From andy.jenkinson at ebi.ac.uk Mon Mar 7 08:11:46 2011
From: andy.jenkinson at ebi.ac.uk (Andy Jenkinson)
Date: Mon, 7 Mar 2011 13:11:46 +0000
Subject: [DAS] Adjacent feature extension
In-Reply-To:
References:
<4CB1186B-D5F0-4750-A297-88538BB196B5@ebi.ac.uk>
<4796FEEA-3D6A-43A4-A76D-2212E2F690B6@ebi.ac.uk>
Message-ID: <31F4DDA4-EFE4-467F-A2BE-A65CACD8BDD4@ebi.ac.uk>
On 7 Mar 2011, at 12:57, Thomas Down wrote:
> On Mon, Mar 7, 2011 at 12:43 PM, Andy Jenkinson wrote:
> We should be under no illusions though that people are going to be able to implement this easily without reading the documentation carefully, no matter which option is chosen.
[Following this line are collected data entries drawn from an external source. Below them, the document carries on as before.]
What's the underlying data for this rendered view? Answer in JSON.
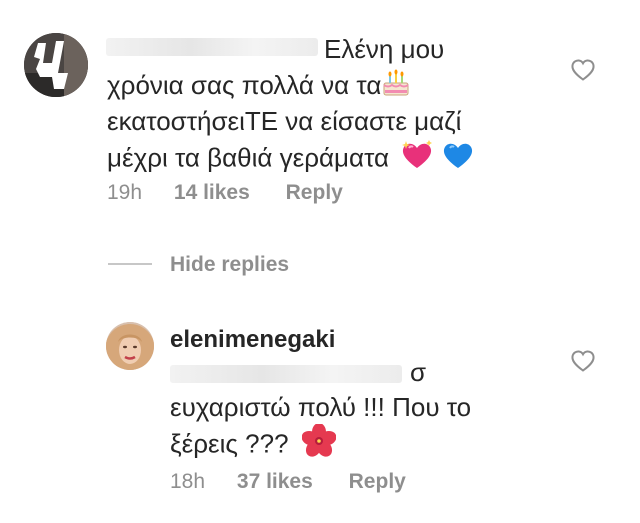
{
  "comment": {
    "text_line1": "Ελένη μου",
    "text_line2": "χρόνια σας πολλά να τα",
    "text_line3": "εκατοστήσειΤΕ να είσαστε μαζί",
    "text_line4": "μέχρι τα βαθιά γεράματα",
    "time": "19h",
    "likes": "14 likes",
    "reply": "Reply",
    "emojis": [
      "birthday-cake",
      "sparkling-heart",
      "blue-heart"
    ]
  },
  "hide_replies": "Hide replies",
  "reply_comment": {
    "username": "elenimenegaki",
    "text_line1": "σ",
    "text_line2": "ευχαριστώ πολύ !!! Που το",
    "text_line3": "ξέρεις ???",
    "time": "18h",
    "likes": "37 likes",
    "reply": "Reply",
    "emojis": [
      "hibiscus"
    ]
  },
  "colors": {
    "text": "#262626",
    "meta": "#8e8e8e",
    "heart_outline": "#8e8e8e",
    "blue_heart": "#1e88e5",
    "sparkle_heart": "#e8317a"
  }
}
In particular, I can foresee servers not interpreting the "type" filter appropriately, being likely to process the adjacent query then apply the type filter, which would be wrong. I have a feeling most sources implement the type filter as a passive "post filter" rather than an active one. I can tell you right now that it is going to be really quite difficult for me to implement "adjacent" correctly for the ASTD gene/transcript/exon sources, and I suspect the same will be true for retrofitting lots of other sources.
>
> I appreciate this is tough. However, given the existence of UCSC-like "super-sources" containing basically unrelated types, with potentially quite different densities and dispositions, I find it hard to see how this is going to be useful without some kind of interaction with the types filter along the lines of what I've proposed.
Absolutely.
From jw12 at sanger.ac.uk Mon Mar 7 09:11:20 2011
From: jw12 at sanger.ac.uk (Jonathan Warren)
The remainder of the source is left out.